Quando se fala em agronegócio, é comum que o foco esteja em tecnologia, produtividade ou mercado internacional. Mas existe um desafio que cresce de forma silenciosa e impacta diretamente o futuro do setor: as pessoas. Mão de obra, gestão e sucessão se tornaram pontos centrais para quem pensa o agro no médio e longo prazo.
Segundo dados da Forbes Agro, em 2024 o agronegócio empregou cerca de 28,2 milhões de pessoas, representando mais de 26% das ocupações no Brasil. O número reforça a importância do setor na economia, mas também evidencia a complexidade de gerir pessoas em um ambiente cada vez mais técnico e exigente.

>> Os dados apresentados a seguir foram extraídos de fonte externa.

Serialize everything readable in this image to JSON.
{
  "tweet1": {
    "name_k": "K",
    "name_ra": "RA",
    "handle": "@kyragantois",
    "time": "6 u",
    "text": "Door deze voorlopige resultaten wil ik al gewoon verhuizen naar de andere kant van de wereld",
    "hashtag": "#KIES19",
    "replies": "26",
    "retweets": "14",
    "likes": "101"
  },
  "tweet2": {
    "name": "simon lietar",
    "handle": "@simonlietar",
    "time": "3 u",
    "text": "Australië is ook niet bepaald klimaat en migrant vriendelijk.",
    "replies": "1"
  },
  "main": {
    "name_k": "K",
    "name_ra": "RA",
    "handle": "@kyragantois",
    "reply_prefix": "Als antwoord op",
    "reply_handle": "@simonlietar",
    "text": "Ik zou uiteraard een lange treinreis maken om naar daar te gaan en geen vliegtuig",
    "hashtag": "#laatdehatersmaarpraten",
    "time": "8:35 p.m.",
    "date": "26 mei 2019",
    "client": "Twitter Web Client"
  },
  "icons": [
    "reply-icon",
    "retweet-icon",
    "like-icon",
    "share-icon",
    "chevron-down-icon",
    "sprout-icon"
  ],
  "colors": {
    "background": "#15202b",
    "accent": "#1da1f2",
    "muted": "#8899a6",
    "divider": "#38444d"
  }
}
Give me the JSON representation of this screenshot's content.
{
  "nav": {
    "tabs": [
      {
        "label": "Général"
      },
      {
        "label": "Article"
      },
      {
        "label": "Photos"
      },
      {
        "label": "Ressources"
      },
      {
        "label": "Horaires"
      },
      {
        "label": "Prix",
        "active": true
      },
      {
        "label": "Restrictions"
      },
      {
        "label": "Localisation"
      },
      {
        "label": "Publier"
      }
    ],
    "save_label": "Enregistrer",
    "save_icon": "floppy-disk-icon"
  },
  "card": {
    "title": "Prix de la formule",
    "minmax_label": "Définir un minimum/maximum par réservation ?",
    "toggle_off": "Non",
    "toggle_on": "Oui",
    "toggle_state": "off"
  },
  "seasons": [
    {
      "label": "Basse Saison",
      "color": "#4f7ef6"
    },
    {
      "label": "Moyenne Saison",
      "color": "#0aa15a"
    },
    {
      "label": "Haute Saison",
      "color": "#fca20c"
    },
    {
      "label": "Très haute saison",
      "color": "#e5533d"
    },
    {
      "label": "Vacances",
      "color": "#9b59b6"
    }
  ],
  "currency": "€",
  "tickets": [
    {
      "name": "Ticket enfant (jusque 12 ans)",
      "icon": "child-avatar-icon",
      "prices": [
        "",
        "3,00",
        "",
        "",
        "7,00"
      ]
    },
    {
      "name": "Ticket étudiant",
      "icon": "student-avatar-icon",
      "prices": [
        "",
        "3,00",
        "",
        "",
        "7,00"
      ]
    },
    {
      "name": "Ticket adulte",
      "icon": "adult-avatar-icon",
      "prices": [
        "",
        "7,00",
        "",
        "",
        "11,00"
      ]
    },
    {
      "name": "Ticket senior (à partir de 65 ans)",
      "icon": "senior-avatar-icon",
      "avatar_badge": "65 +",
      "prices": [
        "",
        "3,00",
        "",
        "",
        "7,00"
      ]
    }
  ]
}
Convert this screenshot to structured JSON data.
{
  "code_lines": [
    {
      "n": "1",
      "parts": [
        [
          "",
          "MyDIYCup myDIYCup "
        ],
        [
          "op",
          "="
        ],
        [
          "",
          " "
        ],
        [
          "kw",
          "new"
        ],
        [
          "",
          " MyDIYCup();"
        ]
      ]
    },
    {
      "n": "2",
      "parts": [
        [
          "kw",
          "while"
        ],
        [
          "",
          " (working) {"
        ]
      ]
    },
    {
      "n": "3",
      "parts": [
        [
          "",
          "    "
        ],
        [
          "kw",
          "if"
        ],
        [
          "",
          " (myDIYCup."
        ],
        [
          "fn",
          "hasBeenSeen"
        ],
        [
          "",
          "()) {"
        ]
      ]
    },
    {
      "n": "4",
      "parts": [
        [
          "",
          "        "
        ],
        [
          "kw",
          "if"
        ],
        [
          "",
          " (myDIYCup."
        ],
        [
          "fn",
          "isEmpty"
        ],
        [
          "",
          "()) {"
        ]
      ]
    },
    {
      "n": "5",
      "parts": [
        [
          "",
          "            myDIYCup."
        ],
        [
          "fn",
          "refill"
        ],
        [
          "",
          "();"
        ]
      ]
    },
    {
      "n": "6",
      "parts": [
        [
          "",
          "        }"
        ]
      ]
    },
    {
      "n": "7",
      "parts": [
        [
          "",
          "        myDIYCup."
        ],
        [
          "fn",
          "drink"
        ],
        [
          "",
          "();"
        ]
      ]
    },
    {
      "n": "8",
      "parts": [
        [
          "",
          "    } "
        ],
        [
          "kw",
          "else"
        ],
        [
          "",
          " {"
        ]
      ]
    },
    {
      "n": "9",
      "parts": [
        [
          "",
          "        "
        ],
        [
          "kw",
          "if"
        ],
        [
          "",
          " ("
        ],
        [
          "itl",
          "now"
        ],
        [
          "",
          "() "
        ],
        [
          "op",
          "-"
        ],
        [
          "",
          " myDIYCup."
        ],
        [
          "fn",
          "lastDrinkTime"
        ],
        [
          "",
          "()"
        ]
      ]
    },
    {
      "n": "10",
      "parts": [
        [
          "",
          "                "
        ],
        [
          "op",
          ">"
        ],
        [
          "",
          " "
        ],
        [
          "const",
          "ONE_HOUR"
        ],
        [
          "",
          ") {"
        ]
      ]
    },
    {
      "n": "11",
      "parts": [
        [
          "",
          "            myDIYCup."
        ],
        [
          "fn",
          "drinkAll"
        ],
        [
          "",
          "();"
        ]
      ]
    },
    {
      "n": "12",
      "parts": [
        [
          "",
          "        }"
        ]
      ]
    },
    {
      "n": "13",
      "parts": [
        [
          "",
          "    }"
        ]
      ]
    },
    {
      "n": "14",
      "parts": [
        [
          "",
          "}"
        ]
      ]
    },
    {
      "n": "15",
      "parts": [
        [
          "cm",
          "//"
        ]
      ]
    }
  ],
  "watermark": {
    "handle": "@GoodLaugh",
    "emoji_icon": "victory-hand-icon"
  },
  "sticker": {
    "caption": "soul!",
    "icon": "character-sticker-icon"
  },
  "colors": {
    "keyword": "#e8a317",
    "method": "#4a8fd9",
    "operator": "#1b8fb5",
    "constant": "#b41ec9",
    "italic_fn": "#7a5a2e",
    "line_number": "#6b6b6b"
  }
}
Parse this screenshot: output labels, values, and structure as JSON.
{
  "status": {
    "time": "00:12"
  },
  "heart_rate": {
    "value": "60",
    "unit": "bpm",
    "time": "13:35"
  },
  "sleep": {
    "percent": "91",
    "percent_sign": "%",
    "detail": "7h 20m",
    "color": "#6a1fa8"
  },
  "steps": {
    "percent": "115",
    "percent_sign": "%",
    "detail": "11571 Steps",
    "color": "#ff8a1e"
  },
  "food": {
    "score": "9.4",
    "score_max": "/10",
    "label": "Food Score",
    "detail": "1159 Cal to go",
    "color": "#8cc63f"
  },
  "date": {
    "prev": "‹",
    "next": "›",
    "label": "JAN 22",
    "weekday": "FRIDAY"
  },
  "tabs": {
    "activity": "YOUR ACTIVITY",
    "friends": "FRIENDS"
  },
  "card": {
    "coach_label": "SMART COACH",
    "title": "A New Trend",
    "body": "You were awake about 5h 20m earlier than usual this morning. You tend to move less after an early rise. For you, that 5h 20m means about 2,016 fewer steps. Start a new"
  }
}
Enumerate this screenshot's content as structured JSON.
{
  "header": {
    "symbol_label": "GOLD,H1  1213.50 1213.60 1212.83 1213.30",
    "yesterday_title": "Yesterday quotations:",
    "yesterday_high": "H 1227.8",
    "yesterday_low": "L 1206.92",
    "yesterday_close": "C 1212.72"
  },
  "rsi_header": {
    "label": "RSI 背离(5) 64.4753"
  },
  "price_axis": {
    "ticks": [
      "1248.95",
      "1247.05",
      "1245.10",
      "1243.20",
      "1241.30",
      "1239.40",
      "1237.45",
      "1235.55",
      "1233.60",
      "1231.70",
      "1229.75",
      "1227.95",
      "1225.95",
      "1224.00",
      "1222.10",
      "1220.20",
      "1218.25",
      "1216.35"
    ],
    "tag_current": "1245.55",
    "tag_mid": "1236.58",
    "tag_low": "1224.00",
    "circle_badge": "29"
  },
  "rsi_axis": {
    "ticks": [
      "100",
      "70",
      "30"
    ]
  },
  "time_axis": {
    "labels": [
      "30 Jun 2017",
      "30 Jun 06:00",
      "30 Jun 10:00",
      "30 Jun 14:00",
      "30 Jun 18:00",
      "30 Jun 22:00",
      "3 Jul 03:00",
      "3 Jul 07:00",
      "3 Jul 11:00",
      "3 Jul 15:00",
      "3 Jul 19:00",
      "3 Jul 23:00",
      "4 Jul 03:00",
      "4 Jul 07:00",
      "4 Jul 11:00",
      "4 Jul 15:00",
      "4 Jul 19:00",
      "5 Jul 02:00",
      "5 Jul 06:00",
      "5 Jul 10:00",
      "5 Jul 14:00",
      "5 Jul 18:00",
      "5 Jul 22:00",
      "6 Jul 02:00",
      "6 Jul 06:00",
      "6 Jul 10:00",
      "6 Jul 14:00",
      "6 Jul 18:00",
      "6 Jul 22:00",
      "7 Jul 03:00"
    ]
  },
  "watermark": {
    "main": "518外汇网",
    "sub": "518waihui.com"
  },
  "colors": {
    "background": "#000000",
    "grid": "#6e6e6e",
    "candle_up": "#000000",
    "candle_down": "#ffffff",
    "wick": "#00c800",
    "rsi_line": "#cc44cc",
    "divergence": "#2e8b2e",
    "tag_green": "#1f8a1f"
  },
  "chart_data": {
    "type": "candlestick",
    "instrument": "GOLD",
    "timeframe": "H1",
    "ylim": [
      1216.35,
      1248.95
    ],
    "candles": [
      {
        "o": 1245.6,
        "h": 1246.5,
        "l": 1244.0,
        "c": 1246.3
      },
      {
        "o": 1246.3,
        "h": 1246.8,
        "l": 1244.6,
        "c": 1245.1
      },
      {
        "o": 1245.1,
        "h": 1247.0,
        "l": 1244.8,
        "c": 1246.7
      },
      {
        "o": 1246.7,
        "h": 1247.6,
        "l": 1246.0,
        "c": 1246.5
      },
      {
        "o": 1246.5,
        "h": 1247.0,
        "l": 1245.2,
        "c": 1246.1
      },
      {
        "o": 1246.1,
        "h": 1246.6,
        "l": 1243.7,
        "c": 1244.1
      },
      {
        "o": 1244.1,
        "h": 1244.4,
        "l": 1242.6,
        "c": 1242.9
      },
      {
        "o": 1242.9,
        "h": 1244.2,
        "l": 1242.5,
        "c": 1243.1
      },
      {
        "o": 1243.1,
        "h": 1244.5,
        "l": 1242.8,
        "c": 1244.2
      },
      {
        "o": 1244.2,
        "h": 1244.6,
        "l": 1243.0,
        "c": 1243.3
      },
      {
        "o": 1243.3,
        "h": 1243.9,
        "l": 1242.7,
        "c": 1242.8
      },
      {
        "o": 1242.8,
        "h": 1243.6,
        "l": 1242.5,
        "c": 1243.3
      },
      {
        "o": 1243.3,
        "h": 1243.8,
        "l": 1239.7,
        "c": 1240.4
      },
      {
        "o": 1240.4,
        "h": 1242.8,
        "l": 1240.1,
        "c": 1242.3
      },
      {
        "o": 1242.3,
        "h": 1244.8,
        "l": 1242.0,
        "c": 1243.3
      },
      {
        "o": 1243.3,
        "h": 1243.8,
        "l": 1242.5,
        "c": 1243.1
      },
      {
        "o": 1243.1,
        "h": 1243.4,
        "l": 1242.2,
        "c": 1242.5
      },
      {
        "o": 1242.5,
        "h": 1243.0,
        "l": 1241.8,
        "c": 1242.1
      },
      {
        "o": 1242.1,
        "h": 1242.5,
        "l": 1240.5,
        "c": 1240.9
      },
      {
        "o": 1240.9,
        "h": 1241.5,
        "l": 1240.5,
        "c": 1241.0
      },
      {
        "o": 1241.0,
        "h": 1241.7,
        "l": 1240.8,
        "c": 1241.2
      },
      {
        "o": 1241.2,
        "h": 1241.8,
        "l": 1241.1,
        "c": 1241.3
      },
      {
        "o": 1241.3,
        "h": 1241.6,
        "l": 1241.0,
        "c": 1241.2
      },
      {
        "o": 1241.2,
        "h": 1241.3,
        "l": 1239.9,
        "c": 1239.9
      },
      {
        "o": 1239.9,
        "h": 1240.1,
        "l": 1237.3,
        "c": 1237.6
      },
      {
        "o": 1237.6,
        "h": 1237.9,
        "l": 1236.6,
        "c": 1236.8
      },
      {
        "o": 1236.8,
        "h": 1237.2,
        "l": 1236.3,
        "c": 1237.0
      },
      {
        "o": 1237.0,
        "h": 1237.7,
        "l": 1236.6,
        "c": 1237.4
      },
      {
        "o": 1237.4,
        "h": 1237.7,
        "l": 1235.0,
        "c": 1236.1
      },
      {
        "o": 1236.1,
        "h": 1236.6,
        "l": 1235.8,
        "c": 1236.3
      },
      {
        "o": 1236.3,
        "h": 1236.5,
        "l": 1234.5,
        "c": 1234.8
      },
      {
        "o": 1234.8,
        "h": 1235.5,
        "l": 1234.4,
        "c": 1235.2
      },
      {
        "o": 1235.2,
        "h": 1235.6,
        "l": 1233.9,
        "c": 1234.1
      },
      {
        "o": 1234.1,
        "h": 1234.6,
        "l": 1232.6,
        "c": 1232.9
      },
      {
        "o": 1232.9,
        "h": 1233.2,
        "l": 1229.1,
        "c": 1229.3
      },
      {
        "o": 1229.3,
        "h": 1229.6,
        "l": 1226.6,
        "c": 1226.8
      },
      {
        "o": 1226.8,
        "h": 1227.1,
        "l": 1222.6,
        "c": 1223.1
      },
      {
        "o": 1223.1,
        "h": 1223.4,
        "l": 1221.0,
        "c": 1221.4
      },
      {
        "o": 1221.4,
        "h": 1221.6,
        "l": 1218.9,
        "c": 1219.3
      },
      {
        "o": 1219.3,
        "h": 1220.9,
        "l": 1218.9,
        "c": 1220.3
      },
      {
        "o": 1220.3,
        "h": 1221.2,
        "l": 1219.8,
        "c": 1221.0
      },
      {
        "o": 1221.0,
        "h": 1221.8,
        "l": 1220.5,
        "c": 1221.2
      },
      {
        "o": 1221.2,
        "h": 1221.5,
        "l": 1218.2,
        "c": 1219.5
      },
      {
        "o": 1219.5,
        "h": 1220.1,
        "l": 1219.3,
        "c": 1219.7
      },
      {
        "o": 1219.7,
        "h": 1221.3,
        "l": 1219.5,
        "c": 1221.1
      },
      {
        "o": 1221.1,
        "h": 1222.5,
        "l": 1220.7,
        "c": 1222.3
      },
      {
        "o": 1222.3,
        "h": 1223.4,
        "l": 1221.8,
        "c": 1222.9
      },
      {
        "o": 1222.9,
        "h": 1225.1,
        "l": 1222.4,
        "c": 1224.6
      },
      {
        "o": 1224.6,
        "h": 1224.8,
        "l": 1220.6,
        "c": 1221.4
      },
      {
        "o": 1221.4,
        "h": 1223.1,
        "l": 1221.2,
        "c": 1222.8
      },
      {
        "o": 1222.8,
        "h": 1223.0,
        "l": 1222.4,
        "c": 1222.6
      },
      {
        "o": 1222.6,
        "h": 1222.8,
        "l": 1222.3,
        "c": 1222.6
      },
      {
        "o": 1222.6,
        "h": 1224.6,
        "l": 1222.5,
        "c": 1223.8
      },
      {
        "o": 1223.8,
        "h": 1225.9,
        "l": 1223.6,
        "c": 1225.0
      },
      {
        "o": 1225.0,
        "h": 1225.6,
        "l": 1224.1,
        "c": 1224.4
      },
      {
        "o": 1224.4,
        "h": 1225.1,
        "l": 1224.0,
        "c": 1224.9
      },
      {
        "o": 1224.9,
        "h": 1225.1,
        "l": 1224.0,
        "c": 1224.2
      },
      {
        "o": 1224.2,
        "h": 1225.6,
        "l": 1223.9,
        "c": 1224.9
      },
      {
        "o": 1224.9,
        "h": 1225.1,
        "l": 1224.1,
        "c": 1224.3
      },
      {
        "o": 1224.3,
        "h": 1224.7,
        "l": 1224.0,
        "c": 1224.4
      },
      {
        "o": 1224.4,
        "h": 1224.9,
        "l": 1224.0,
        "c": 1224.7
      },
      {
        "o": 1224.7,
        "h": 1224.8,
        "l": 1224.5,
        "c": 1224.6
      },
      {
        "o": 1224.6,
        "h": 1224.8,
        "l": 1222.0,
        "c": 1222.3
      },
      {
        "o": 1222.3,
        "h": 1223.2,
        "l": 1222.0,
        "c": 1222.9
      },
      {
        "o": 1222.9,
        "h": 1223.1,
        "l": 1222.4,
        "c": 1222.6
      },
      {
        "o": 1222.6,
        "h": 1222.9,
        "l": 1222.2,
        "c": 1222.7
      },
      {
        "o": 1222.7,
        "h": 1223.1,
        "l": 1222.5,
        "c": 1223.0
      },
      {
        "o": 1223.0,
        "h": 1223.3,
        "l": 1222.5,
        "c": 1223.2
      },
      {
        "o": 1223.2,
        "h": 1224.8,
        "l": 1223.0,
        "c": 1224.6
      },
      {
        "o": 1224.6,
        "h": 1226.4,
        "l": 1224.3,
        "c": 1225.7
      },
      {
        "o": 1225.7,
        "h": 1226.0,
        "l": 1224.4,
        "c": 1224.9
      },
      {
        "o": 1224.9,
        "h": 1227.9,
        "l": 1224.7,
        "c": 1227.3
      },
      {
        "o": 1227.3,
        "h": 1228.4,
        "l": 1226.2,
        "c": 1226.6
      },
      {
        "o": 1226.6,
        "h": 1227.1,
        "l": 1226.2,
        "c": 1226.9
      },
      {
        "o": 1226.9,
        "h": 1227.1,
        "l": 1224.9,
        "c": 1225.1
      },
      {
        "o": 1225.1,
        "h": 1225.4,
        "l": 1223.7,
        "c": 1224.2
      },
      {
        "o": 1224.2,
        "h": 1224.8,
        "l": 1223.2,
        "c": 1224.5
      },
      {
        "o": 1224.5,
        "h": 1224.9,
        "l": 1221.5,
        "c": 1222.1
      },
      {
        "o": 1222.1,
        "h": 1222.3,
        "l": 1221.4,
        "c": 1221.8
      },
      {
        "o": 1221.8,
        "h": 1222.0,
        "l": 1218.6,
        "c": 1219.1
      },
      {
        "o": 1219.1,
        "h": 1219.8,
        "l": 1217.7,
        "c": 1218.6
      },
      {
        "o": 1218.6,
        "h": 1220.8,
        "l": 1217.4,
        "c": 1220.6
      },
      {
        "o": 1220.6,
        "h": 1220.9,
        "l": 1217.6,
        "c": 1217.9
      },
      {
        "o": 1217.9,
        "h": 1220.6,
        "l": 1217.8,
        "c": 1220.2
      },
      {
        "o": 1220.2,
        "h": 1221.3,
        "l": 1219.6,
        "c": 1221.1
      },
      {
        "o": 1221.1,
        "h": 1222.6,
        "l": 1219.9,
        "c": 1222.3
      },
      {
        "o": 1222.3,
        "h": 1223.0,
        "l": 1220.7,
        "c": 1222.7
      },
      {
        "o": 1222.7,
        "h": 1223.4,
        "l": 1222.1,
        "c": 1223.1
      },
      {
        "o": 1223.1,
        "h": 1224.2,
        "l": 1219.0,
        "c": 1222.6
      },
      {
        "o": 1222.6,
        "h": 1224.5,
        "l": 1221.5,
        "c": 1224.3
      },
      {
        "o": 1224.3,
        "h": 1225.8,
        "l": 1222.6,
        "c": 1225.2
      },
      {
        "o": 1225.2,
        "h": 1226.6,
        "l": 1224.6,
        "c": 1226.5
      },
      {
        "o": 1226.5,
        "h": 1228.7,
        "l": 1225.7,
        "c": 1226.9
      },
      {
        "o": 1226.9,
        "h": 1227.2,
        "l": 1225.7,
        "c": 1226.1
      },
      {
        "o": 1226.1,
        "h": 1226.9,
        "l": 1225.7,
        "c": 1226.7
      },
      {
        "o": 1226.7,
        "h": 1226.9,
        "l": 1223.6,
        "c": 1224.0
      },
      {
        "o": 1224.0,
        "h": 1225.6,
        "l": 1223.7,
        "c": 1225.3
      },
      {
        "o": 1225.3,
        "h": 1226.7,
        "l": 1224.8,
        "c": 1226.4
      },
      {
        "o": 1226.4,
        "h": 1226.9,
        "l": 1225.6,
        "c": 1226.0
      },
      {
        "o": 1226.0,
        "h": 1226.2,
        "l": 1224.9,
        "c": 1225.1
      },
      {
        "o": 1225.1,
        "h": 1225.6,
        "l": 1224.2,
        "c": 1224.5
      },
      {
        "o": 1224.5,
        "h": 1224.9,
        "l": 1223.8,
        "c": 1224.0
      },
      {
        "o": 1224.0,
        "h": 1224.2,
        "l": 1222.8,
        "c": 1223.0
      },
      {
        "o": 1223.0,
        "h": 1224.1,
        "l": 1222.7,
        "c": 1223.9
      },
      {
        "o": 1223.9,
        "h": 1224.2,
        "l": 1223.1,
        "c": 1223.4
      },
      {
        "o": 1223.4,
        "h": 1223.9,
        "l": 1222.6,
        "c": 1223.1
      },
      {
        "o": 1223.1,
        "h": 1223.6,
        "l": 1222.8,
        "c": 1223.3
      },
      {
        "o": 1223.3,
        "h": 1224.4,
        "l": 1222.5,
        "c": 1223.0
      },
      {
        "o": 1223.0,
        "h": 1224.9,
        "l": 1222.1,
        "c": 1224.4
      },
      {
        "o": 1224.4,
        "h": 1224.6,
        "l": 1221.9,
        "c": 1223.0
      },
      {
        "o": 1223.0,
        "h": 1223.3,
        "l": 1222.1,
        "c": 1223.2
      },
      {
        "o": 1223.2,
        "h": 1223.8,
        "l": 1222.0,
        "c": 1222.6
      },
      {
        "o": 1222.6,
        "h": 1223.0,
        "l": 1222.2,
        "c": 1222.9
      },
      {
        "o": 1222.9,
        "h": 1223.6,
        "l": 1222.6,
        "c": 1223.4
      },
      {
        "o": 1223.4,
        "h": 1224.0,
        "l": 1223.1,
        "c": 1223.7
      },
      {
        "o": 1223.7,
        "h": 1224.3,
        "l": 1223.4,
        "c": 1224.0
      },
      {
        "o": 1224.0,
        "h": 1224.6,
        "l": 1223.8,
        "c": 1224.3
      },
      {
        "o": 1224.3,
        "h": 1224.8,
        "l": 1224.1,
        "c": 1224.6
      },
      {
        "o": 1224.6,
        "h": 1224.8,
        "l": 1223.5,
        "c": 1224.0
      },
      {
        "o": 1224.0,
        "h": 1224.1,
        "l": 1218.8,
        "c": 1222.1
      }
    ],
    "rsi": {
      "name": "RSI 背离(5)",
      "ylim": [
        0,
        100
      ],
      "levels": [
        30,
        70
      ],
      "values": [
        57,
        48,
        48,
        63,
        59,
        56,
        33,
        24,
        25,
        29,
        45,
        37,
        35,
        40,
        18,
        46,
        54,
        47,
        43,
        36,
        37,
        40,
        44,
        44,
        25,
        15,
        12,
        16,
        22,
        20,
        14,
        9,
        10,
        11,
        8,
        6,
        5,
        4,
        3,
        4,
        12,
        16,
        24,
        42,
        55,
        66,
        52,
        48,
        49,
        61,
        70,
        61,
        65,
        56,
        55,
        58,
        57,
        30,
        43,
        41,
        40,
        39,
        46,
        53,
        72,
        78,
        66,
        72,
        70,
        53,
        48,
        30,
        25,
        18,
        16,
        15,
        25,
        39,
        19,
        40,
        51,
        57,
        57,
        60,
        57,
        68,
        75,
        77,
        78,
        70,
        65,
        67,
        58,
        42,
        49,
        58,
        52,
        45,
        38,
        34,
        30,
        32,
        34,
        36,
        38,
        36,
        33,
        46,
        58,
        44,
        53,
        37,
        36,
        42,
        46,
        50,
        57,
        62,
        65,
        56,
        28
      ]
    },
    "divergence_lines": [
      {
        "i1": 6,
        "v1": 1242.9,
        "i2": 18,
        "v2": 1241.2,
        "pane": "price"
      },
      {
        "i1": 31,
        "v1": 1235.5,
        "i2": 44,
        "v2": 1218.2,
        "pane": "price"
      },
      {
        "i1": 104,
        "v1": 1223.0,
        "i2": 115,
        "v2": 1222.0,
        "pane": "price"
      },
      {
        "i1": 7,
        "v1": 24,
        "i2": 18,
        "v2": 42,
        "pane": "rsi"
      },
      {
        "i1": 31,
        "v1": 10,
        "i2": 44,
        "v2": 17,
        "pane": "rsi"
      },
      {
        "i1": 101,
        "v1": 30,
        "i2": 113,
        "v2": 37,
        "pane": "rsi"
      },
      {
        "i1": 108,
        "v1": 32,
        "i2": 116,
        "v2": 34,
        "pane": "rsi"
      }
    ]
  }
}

Falta de mão de obra qualificada no campo
Apesar do volume de empregos, muitos produtores enfrentam dificuldades para encontrar profissionais preparados. Funções que antes exigiam força física hoje demandam conhecimento técnico, operação de equipamentos agrícolas modernos e capacidade de lidar com dados.
Estudos apontam que a escassez de mão de obra qualificada no campo já afeta a eficiência das operações, especialmente em áreas como mecanização, manutenção e gestão técnica. Essa realidade é apontada por análises do setor de recursos humanos voltadas ao agro, como destaca o portal RH Gestor ao tratar da dificuldade crescente de recrutamento no meio rural.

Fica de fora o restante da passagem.